Global Challenges and Local Innovations in Care
The theme, Global Challenges and Local Innovations in Care, reflects the growing internationalisation of care research and the need to engage with diverse care models, policy responses, and social realities across different contexts.
Care systems around the world are facing urgent and interconnected challenges: population ageing, declining birth rates, changing family structures, care worker shortages, technological disruption, and deepening inequalities. At the same time, societies are experimenting with new ways of organising and delivering care—through digital innovation, community-based initiatives, gender-equal parenting policies, and inclusive support for disabled people.
This theme invites critical, comparative, and interdisciplinary reflections on how care is being challenged, transformed, and reimagined across national, regional, and cultural borders. It provides space to showcase local responses to global pressures and to rethink how care research can move beyond Eurocentric perspectives to engage with diverse welfare imaginaries.
Key dimensions of the theme include:
- Global Challenges: How do transnational trends—such as demographic change, migration, climate crises, and technological advancement—shape care needs, expectations, and systems across different welfare regimes?

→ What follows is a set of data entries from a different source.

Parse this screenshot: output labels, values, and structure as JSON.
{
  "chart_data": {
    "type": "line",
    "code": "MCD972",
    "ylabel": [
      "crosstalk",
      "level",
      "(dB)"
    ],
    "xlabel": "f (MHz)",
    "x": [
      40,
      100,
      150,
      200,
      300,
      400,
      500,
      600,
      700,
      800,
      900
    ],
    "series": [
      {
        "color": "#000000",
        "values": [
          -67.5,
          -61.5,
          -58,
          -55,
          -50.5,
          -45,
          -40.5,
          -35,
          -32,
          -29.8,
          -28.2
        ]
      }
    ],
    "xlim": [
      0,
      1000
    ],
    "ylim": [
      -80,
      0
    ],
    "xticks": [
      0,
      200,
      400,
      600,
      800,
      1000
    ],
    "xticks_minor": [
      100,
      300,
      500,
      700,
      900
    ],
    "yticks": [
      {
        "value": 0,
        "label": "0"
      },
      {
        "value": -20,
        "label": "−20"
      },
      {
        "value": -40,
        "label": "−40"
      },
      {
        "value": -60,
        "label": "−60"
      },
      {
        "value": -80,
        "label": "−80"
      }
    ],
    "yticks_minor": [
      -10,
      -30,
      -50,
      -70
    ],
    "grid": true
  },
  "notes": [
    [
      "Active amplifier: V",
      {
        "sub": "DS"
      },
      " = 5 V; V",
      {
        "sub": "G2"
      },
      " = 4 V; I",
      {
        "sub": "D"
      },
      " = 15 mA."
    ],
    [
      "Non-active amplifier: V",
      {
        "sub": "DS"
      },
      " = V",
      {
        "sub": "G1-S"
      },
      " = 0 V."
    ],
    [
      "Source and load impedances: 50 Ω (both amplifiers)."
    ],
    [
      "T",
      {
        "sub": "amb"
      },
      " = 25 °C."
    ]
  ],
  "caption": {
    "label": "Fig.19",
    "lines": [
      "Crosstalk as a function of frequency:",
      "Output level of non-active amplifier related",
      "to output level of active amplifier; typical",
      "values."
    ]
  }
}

- Local Innovations: What creative strategies have emerged at the local or national level to address care gaps? How are policies and practices adapted to specific cultural, institutional, or community contexts, particularly in East Asian societies?
- Cross-Border Perspectives: How can comparative research, international collaboration, and cross-cultural dialogue deepen our understanding of care policy, provision, and ethics?
The conference especially welcomes contributions on:
- Childcare models that promote gender equity, early childhood development, and family support
- Disability support systems, including rights-based and person-directed innovations
- Care for older adults and long-term support, including informal care, migrant care work, and aging in place
- Care workforce dynamics, including professionalisation, migration, precarity, and automation
- Technological transformations, such as the integration of AI into care and their ethical and political implications
- Community-based and relational care practices that challenge marketised or institutional approaches
By focusing on Global Challenges and Local Innovations, the 2027 Transforming Care Conference aims to broaden the horizons of care research and practice—bridging regions, disciplines, and sectors to address the pressing question: how can we build inclusive, sustainable, and just care systems in a rapidly changing world?